A UK firm, Quantum Research Group, (1 Mitchell Point, Ensign Way, Hamble, Southampton SO31 4RF United Kingdom) has developed and markets a family of charge transfer integrated circuits called QMatrix controllers. These controllers sequentially scan an array of two-part electrodes, pumping charge across the electrodes, and measuring variations in the amount of charge received back. Significant variations in the amount of charge are registered as proximity detections. One of the QMatrix controllers used in the present invention is the “QT60486 transverse charge-transfer integrated circuit—a self-contained digital controller capable of detecting near proximity or touch on up to 48 two-part electrodes”. This specification imports the following data sheets available, among others, from the company web site, www.qprox.com. at 16 Aug. 2005, by way of reference.
1. QT60486—801.pdf re. QT60486 48-key Qmatrix IC. Prepared May 2005.
2. QMATRIX_DESIGN_RULES.pdf re Quantum Research Application Note AN-KD01 QMatrix Panel Design Guidelines.
3. Electrode design for Charge Transfer Sensing (by Hal Phillipp)
The QT60486 device serves 32 or 48 keys in an X-Y scanned matrix method, is self-calibrating, designed to be resistant to interference and spurious results, has electrostatic damage (ESD) protection, and delivers an output encoded in the RS-232 or the SPI communications format.
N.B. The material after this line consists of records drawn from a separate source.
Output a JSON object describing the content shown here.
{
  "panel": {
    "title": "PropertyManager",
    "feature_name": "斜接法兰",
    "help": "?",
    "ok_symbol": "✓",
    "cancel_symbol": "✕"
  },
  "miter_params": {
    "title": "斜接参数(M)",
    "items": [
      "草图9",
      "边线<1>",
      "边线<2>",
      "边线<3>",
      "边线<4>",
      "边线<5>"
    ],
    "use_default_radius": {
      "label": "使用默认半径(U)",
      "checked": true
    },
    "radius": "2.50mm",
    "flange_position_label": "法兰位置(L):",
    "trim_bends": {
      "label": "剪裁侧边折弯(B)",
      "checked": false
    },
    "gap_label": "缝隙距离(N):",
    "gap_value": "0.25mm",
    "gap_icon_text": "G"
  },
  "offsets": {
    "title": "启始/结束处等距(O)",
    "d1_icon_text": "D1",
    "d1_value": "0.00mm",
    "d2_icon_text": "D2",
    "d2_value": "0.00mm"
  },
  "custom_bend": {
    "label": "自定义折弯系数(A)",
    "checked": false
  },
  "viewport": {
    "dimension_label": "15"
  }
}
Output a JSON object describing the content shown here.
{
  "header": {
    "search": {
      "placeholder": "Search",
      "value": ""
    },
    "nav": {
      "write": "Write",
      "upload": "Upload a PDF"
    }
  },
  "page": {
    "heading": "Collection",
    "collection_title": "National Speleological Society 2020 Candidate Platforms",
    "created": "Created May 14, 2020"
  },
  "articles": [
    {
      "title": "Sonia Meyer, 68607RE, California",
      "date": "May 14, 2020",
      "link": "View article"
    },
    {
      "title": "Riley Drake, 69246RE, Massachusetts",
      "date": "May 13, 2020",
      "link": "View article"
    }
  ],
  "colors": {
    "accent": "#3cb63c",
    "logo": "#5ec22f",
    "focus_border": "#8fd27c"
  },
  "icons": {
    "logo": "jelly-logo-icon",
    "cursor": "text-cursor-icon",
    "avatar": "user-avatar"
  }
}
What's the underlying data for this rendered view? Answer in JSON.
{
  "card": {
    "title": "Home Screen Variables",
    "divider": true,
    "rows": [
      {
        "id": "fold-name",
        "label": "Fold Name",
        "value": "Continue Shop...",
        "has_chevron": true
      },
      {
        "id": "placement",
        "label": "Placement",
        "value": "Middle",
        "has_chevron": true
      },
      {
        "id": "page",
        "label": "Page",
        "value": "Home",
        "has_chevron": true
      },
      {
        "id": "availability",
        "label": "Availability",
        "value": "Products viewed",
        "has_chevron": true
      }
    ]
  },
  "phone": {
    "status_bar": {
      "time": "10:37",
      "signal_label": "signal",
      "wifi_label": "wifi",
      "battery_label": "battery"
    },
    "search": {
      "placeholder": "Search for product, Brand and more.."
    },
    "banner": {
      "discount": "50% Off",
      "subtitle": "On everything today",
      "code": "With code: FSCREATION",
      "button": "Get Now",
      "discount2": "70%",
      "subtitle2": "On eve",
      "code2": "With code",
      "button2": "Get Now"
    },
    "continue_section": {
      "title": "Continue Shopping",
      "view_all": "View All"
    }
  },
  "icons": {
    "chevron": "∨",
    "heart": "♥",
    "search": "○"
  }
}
A capacitance change of a few picofarads at conductive electrodes can be detected by the chip, corresponding to movement of a hand or finger some centimeters away from a connected conductive surface. The primary market for the Quantum range of QMatrix integrated circuits is for keypads, appliances and portable instruments. (This chip is described by way of example. The manufacturers may have or may develop alternatives and other manufacturers may offer second-source components or different capacitative proximity sensors. The present application is not to be read as being limited or linked in any way to the currently preferred manufacturer, device or range).